In offering what I assume is meant as a rebuttal to my suggestion that the debt markets seem to indicate that the largest banks are currently enjoying a significant funding advantage over the smallest banks, which could result from “too-big-to-fail”, Matt Yglesias makes the quite accurate observation: “The thesis that looking at the debt market was a good idea sounded compelling to me, but if you look at the chart it shows clearly that during the peak bubble years large banks didn’t have a funding advantage. The large bank funding advantage was a consequence of the crisis, not a cause of it”


Matt stumbles onto a critical point here. If we believe debt spreads can tell us something about “too-big-to-fail” then the debt markets during the housing crisis did not believe, or behave, as if the largest banks, as a whole, were “too-big-to-fail”. In fact the largest banks didn’t start enjoying a funding advantage until after the assisted sale of Bear Stearns. This TGTF funding advantage reached its peak in the Spring of 2009, after the bailouts of Fall 2008. I think the fact that both Bear and Lehman counter-parties started a slow “run” weeks before either failed is also evidence that the markets didn’t see these institutions as TBTF. I think its fair to say that what regulators were actually trying to do was stop market discipline, not replace a lack of it. Also why would market participants try to insure against the failure of a company (often via a credit-default-swap) if they believe such a company was going to be bailed-out. It would appear to me that market participants were, unlike regulators, taking actions to minimize the harm from the failure of a large bank.

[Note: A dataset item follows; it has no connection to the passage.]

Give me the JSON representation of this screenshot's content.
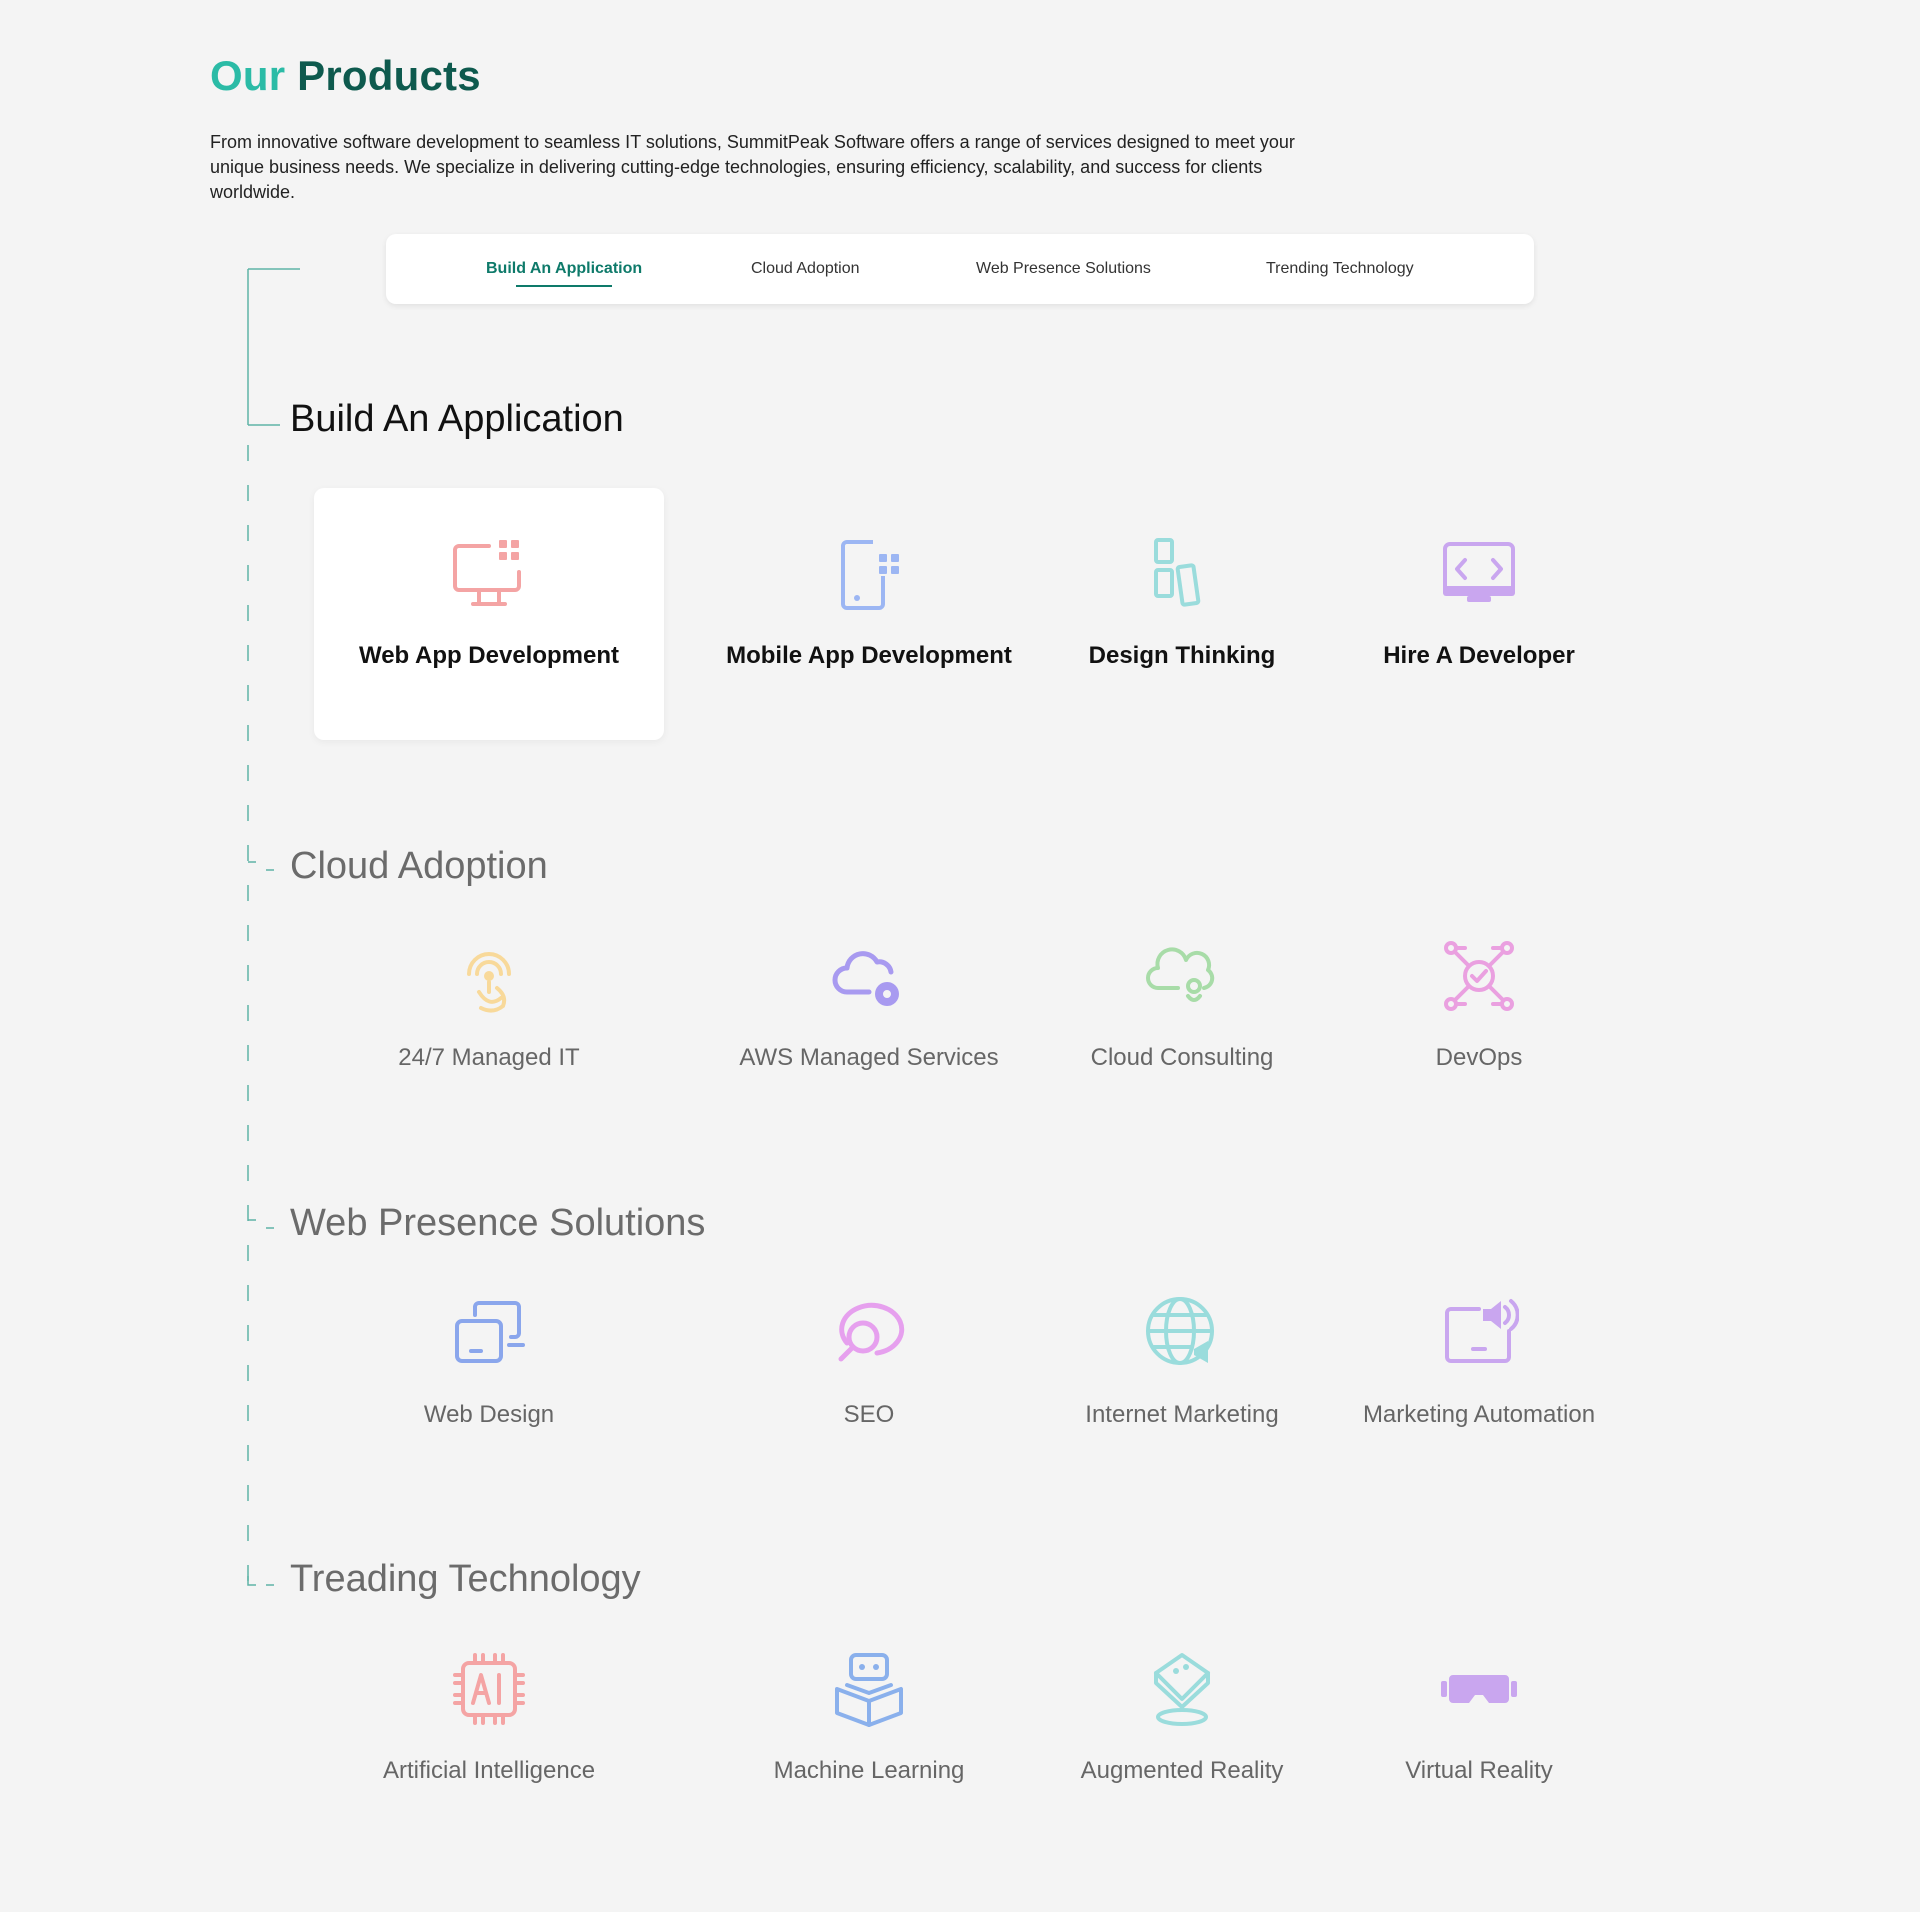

What does all this amount to? It suggests to me that “too-big-to-fail” is ultimately a political/​regulatory creation and not the result of the market. Which also suggests it can only be stopped with a political solution (stopping the regulators from being able to do bailouts). Again it seems as if one of the basic assumptions of Dodd-Frank, that TBTF drove the crisis, is false. No wonder the Act itself has done so little to fix our financial markets.